The discussion below should be read in conjunction with our combined and consolidated financial statements and related notes in this quarterly report on Form 10-Q and Exhibit 99.1 to our Amendment No. 3 to Form 10 filed with the SEC on March 20, 2023. These historical financial statements may not be indicative of our future performance.
The Spin-Off
On March 31, 2023, we completed a series of reorganization and separation transactions (collectively, the “Spin-Off”) in accordance with the terms of a Separation and Distribution Agreement (the “Separation and Distribution Agreement”), dated as of March 31, 2023, by and between the Company and iStar Inc., a Maryland corporation ("iStar"). To effectuate the Spin-Off: (i) iStar contributed its remaining legacy non-ground lease assets, 13,522,651 shares of common stock of Safehold Inc. (the "Safe Shares") and certain other assets to us; and (ii) iStar distributed 100% of the common shares of beneficial interest in us to holders of common stock of iStar by way of a pro rata distribution of 0.153 common shares of the Company for each outstanding share of iStar common stock held on the record date of the distribution.
Following the Spin-Off, we became an independent, publicly traded company. Our common shares commenced regular-way trading on the Nasdaq Global Market (the “Nasdaq”) under the symbol “STHO” on March 31, 2023. Shortly after the Spin-Off, iStar completed its previously-announced merger (the "Merger") with Safehold Inc., a Maryland corporation. iStar continued as the surviving corporation in the Merger and changed its name to “Safehold Inc.” ("Safe").

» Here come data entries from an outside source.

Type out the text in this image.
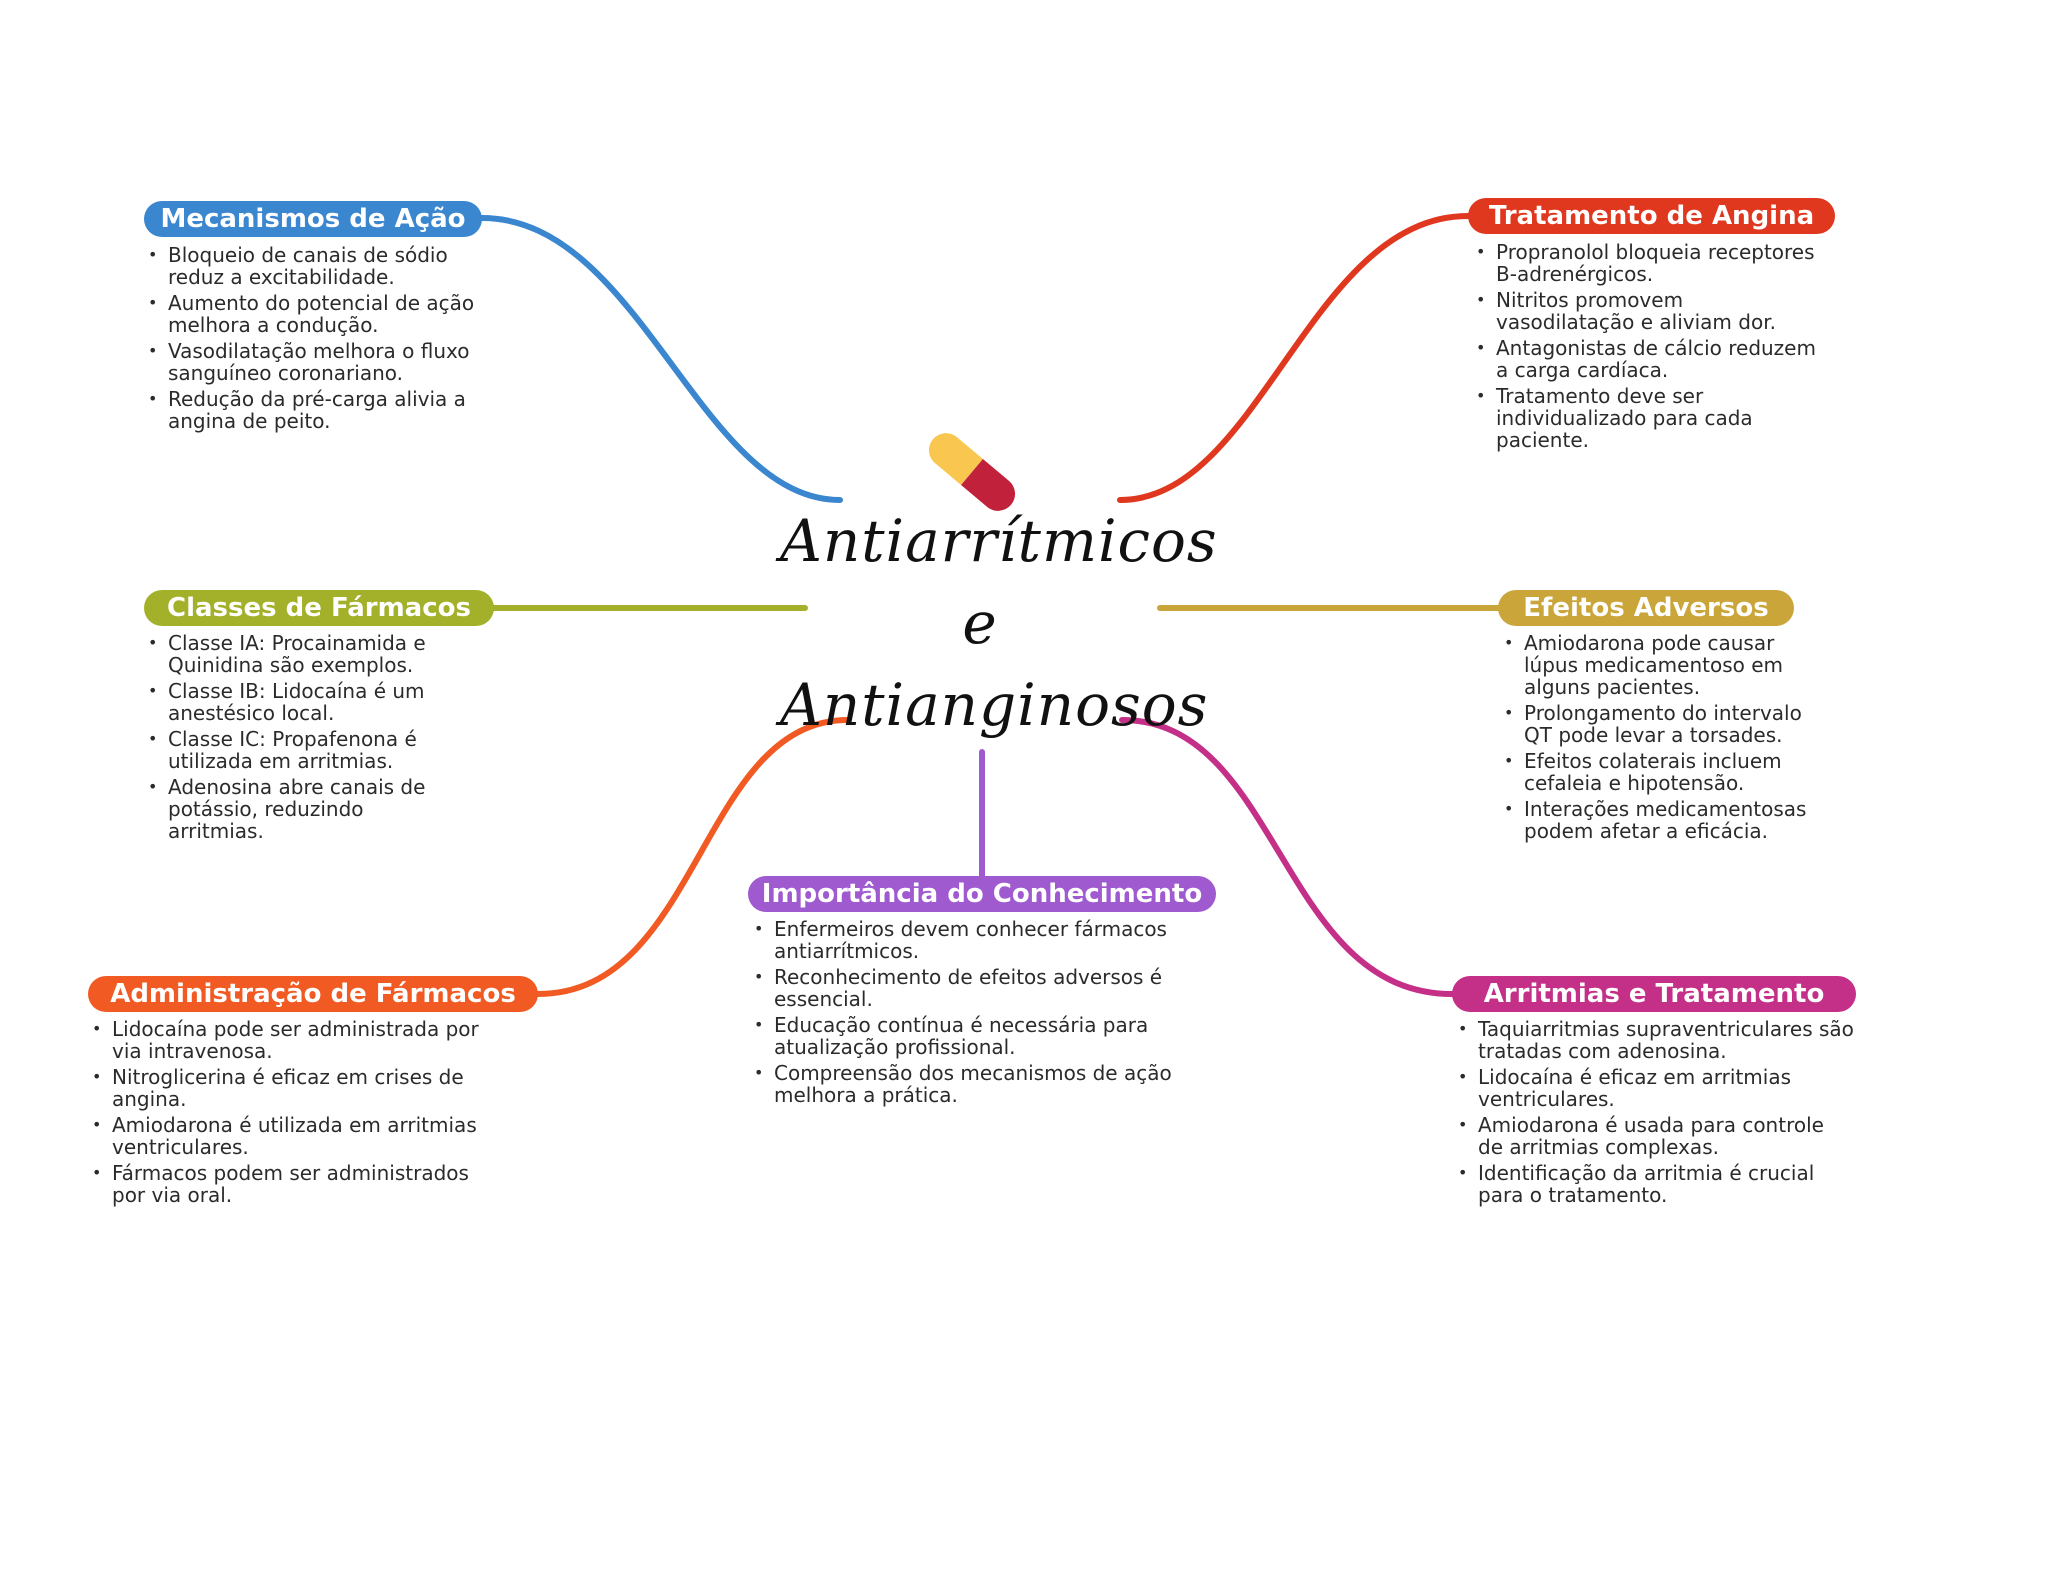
Antiarrítmicos
e
Antianginosos
Mecanismos de Ação
• Bloqueio de canais de sódio reduz a excitabilidade.
• Aumento do potencial de ação melhora a condução.
• Vasodilatação melhora o fluxo sanguíneo coronariano.
• Redução da pré-carga alivia a angina de peito.
Tratamento de Angina
• Propranolol bloqueia receptores B-adrenérgicos.
• Nitritos promovem vasodilatação e aliviam dor.
• Antagonistas de cálcio reduzem a carga cardíaca.
• Tratamento deve ser individualizado para cada paciente.
Classes de Fármacos
• Classe IA: Procainamida e Quinidina são exemplos.
• Classe IB: Lidocaína é um anestésico local.
• Classe IC: Propafenona é utilizada em arritmias.
• Adenosina abre canais de potássio, reduzindo arritmias.
Efeitos Adversos
• Amiodarona pode causar lúpus medicamentoso em alguns pacientes.
• Prolongamento do intervalo QT pode levar a torsades.
• Efeitos colaterais incluem cefaleia e hipotensão.
• Interações medicamentosas podem afetar a eficácia.
Importância do Conhecimento
• Enfermeiros devem conhecer fármacos antiarrítmicos.
• Reconhecimento de efeitos adversos é essencial.
• Educação contínua é necessária para atualização profissional.
• Compreensão dos mecanismos de ação melhora a prática.
Administração de Fármacos
• Lidocaína pode ser administrada por via intravenosa.
• Nitroglicerina é eficaz em crises de angina.
• Amiodarona é utilizada em arritmias ventriculares.
• Fármacos podem ser administrados por via oral.
Arritmias e Tratamento
• Taquiarritmias supraventriculares são tratadas com adenosina.
• Lidocaína é eficaz em arritmias ventriculares.
• Amiodarona é usada para controle de arritmias complexas.
• Identificação da arritmia é crucial para o tratamento.
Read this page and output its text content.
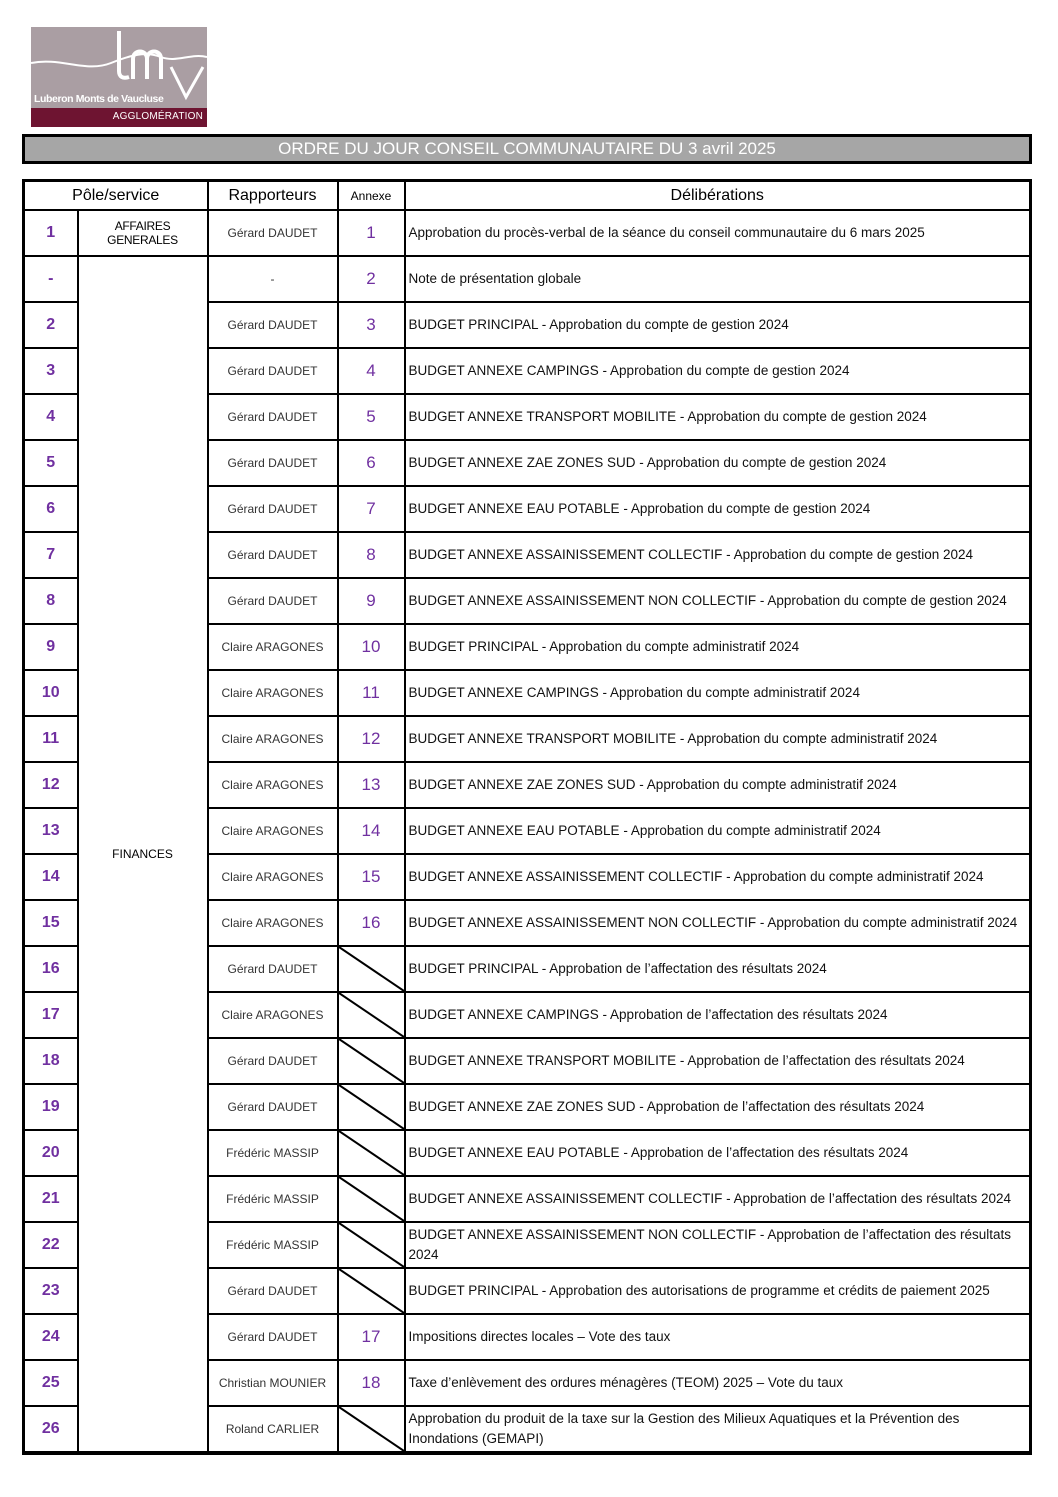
Luberon Monts de Vaucluse
AGGLOMÉRATION
ORDRE DU JOUR CONSEIL COMMUNAUTAIRE DU 3 avril 2025
Pôle/service		Rapporteurs	Annexe	Délibérations
1	AFFAIRES GENERALES	Gérard DAUDET	1	Approbation du procès-verbal de la séance du conseil communautaire du 6 mars 2025
-	FINANCES	-	2	Note de présentation globale
2		Gérard DAUDET	3	BUDGET PRINCIPAL - Approbation du compte de gestion 2024
3		Gérard DAUDET	4	BUDGET ANNEXE CAMPINGS - Approbation du compte de gestion 2024
4		Gérard DAUDET	5	BUDGET ANNEXE TRANSPORT MOBILITE - Approbation du compte de gestion 2024
5		Gérard DAUDET	6	BUDGET ANNEXE ZAE ZONES SUD - Approbation du compte de gestion 2024
6		Gérard DAUDET	7	BUDGET ANNEXE EAU POTABLE - Approbation du compte de gestion 2024
7		Gérard DAUDET	8	BUDGET ANNEXE ASSAINISSEMENT COLLECTIF - Approbation du compte de gestion 2024
8		Gérard DAUDET	9	BUDGET ANNEXE ASSAINISSEMENT NON COLLECTIF - Approbation du compte de gestion 2024
9		Claire ARAGONES	10	BUDGET PRINCIPAL - Approbation du compte administratif 2024
10		Claire ARAGONES	11	BUDGET ANNEXE CAMPINGS - Approbation du compte administratif 2024
11		Claire ARAGONES	12	BUDGET ANNEXE TRANSPORT MOBILITE - Approbation du compte administratif 2024
12		Claire ARAGONES	13	BUDGET ANNEXE ZAE ZONES SUD - Approbation du compte administratif 2024
13		Claire ARAGONES	14	BUDGET ANNEXE EAU POTABLE - Approbation du compte administratif 2024
14		Claire ARAGONES	15	BUDGET ANNEXE ASSAINISSEMENT COLLECTIF - Approbation du compte administratif 2024
15		Claire ARAGONES	16	BUDGET ANNEXE ASSAINISSEMENT NON COLLECTIF - Approbation du compte administratif 2024
16		Gérard DAUDET		BUDGET PRINCIPAL - Approbation de l’affectation des résultats 2024
17		Claire ARAGONES		BUDGET ANNEXE CAMPINGS - Approbation de l’affectation des résultats 2024
18		Gérard DAUDET		BUDGET ANNEXE TRANSPORT MOBILITE - Approbation de l’affectation des résultats 2024
19		Gérard DAUDET		BUDGET ANNEXE ZAE ZONES SUD - Approbation de l’affectation des résultats 2024
20		Frédéric MASSIP		BUDGET ANNEXE EAU POTABLE - Approbation de l’affectation des résultats 2024
21		Frédéric MASSIP		BUDGET ANNEXE ASSAINISSEMENT COLLECTIF - Approbation de l’affectation des résultats 2024
22		Frédéric MASSIP		BUDGET ANNEXE ASSAINISSEMENT NON COLLECTIF - Approbation de l’affectation des résultats 2024
23		Gérard DAUDET		BUDGET PRINCIPAL - Approbation des autorisations de programme et crédits de paiement 2025
24		Gérard DAUDET	17	Impositions directes locales – Vote des taux
25		Christian MOUNIER	18	Taxe d’enlèvement des ordures ménagères (TEOM) 2025 – Vote du taux
26		Roland CARLIER		Approbation du produit de la taxe sur la Gestion des Milieux Aquatiques et la Prévention des Inondations (GEMAPI)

In connection with the Spin-off, the Company entered into the Separation and Distribution Agreement, a management agreement with a subsidiary of Safe (the "Management Agreement"), a governance agreement with Safe (the "Governance Agreement") and a registration rights agreement with Safe (the "Registration Rights Agreement"). We also entered into a credit facility with Safe (the "Safe Credit Facility") and a margin loan facility with a third-party lender (the "Margin Loan Facility").
Our Development Portfolio
Asbury Park Waterfront
We are the managing member in Asbury Partners, LLC, which is the joint venture that owns the Asbury Park Waterfront investment. The aggregate carrying value of the Asbury Park Waterfront investment was approximately $157.1 million as of September 30, 2023.